我有以下情况。
我有一个页面,我们有一个tinymce编辑器,我们可以粘贴文本。可以选择限制要在编辑器中粘贴的字符或单词。
我有这样的文字
<p>Lorem ipsum dolor sit amet, consectetur adipisicing elit, sed do eiusmod<br />tempor incididunt ut labore et dolore magna aliqua. Ut enim ad minim veniam,<br />quis nostrud exercitation ullamco laboris nisi ut aliquip ex ea commodo<br />consequat. Duis aute irure dolor in reprehenderit in voluptate velit esse<br />cillum dolore eu fugiat nulla pariatur. Excepteur sint occaecat cupidatat non<br />proident, sunt in culpa qui officia deserunt mollit anim id est laborum.</p>
<p>Lorem ipsum dolor sit amet, consectetur adipisicing elit, sed do eiusmod<br />tempor incididunt ut labore et dolore magna aliqua. Ut enim ad minim veniam,<br />quis nostrud exercitation ullamco laboris nisi ut aliquip ex ea commodo<br />consequat. Duis aute irure dolor in reprehenderit in voluptate velit esse<br />cillum dolore eu fugiat nulla pariatur. Excepteur sint occaecat cupidatat non<br />proident, sunt in culpa qui officia deserunt mollit anim id est laborum.</p>
<p>Lorem ipsum dolor sit amet, consectetur adipisicing elit, sed do eiusmod<br />tempor incididunt ut labore et dolore magna aliqua. Ut enim ad minim veniam,<br />quis nostrud exercitation ullamco laboris nisi ut aliquip ex ea commodo<br />consequat. Duis aute irure dolor in reprehenderit in voluptate velit esse<br />cillum dolore eu fugiat nulla pariatur. Excepteur sint occaecat cupidatat non<br />proident, sunt in culpa qui officia deserunt mollit anim id est laborum.</p>
<p>Lorem ipsum dolor sit amet, consectetur adipisicing elit, sed do eiusmod<br />tempor incididunt ut labore et dolore magna aliqua.
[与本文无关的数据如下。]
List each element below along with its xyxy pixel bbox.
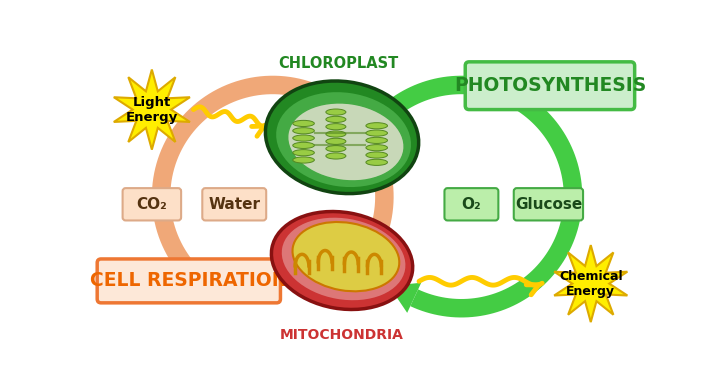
Polygon shape bbox=[389, 283, 421, 313]
FancyBboxPatch shape bbox=[444, 188, 498, 221]
Ellipse shape bbox=[326, 109, 346, 115]
Ellipse shape bbox=[293, 150, 315, 156]
Polygon shape bbox=[392, 76, 582, 317]
Text: PHOTOSYNTHESIS: PHOTOSYNTHESIS bbox=[454, 76, 646, 95]
Ellipse shape bbox=[292, 222, 400, 291]
Polygon shape bbox=[554, 245, 627, 322]
Ellipse shape bbox=[293, 142, 315, 149]
Ellipse shape bbox=[326, 116, 346, 122]
Ellipse shape bbox=[293, 128, 315, 134]
Text: MITOCHONDRIA: MITOCHONDRIA bbox=[280, 328, 404, 342]
FancyBboxPatch shape bbox=[514, 188, 583, 221]
Text: Glucose: Glucose bbox=[515, 197, 582, 212]
Text: CHLOROPLAST: CHLOROPLAST bbox=[278, 56, 398, 71]
Ellipse shape bbox=[276, 92, 411, 187]
Ellipse shape bbox=[293, 135, 315, 141]
Ellipse shape bbox=[266, 81, 419, 194]
Ellipse shape bbox=[326, 146, 346, 152]
FancyBboxPatch shape bbox=[465, 62, 634, 110]
Ellipse shape bbox=[271, 212, 413, 310]
Polygon shape bbox=[114, 70, 190, 150]
Ellipse shape bbox=[326, 153, 346, 159]
Ellipse shape bbox=[366, 152, 387, 158]
Polygon shape bbox=[152, 76, 394, 289]
Ellipse shape bbox=[366, 159, 387, 165]
FancyBboxPatch shape bbox=[202, 188, 266, 221]
Ellipse shape bbox=[288, 103, 404, 181]
Ellipse shape bbox=[366, 137, 387, 144]
FancyBboxPatch shape bbox=[122, 188, 181, 221]
Text: CELL RESPIRATION: CELL RESPIRATION bbox=[90, 271, 287, 290]
Ellipse shape bbox=[282, 218, 405, 300]
Ellipse shape bbox=[293, 157, 315, 163]
Text: Chemical
Energy: Chemical Energy bbox=[559, 270, 623, 298]
Ellipse shape bbox=[326, 138, 346, 144]
Ellipse shape bbox=[366, 123, 387, 129]
Polygon shape bbox=[190, 269, 222, 300]
Ellipse shape bbox=[366, 130, 387, 136]
Text: Light
Energy: Light Energy bbox=[126, 96, 178, 123]
FancyBboxPatch shape bbox=[97, 259, 281, 303]
Ellipse shape bbox=[326, 131, 346, 137]
Ellipse shape bbox=[326, 123, 346, 130]
Ellipse shape bbox=[366, 145, 387, 151]
Text: Water: Water bbox=[208, 197, 260, 212]
Ellipse shape bbox=[293, 120, 315, 127]
Text: CO₂: CO₂ bbox=[137, 197, 167, 212]
Text: O₂: O₂ bbox=[462, 197, 481, 212]
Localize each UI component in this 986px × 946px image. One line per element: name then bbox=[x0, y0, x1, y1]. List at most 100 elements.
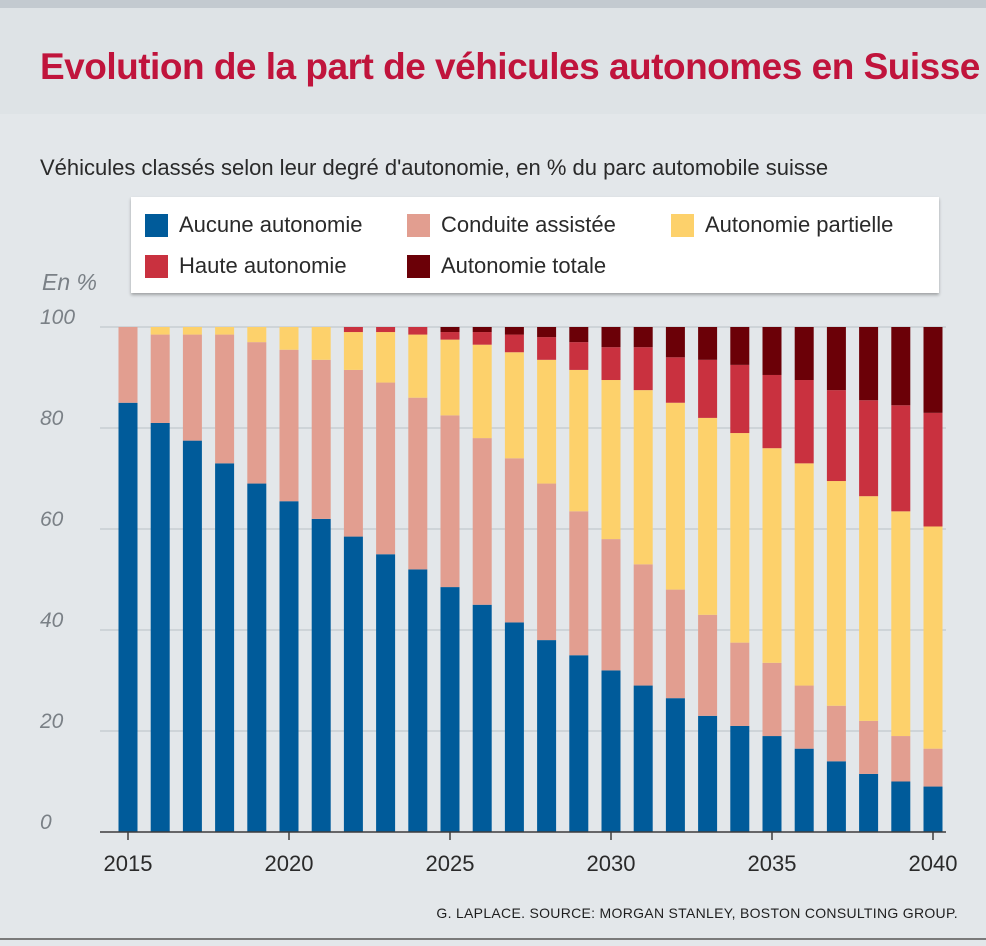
bar-2024-haute-autonomie bbox=[408, 327, 428, 335]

Ut enim ad minim veniam,<br />quis nostrud exercitation ullamco laboris nisi ut aliquip ex ea commodo<br />consequat. Duis aute irure dolor in reprehenderit in voluptate velit esse<br />cillum dolore eu fugiat nulla pariatur. Excepteur sint occaecat cupidatat non<br />proident, sunt in culpa qui officia deserunt mollit anim id est laborum.</p>
<p>Lorem ipsum dolor sit amet, consectetur adipisicing elit, sed do eiusmod<br />tempor incididunt ut labore et dolore magna aliqua. Ut enim ad minim veniam,<br />quis nostrud exercitation ullamco laboris nisi ut aliquip ex ea commodo<br />consequat. Duis aute irure dolor in reprehenderit in voluptate velit esse<br />cillum dolore eu fugiat nulla pariatur. Excepteur sint occaecat cupidatat non<br />proident, sunt in culpa qui officia deserunt mollit anim id est laborum.</p>
<p>Lorem ipsum dolor sit amet, consectetur adipisicing elit, sed do eiusmod<br />tempor incididunt ut labore et dolore magna aliqua. Ut enim ad minim veniam,<br />quis nostrud exercitation ullamco laboris nisi ut aliquip ex ea commodo<br />consequat. Duis aute irure dolor in reprehenderit in voluptate velit esse<br />cillum dolore eu fugiat nulla pariatur. Excepteur sint occaecat cupidatat non<br />proident, sunt in culpa qui officia deserunt mollit anim id est laborum.</p><p>
根据SublimeText,长度为342个字。
如果我删除了html标签,Sublime说它长368个字,而MS Word则是379个。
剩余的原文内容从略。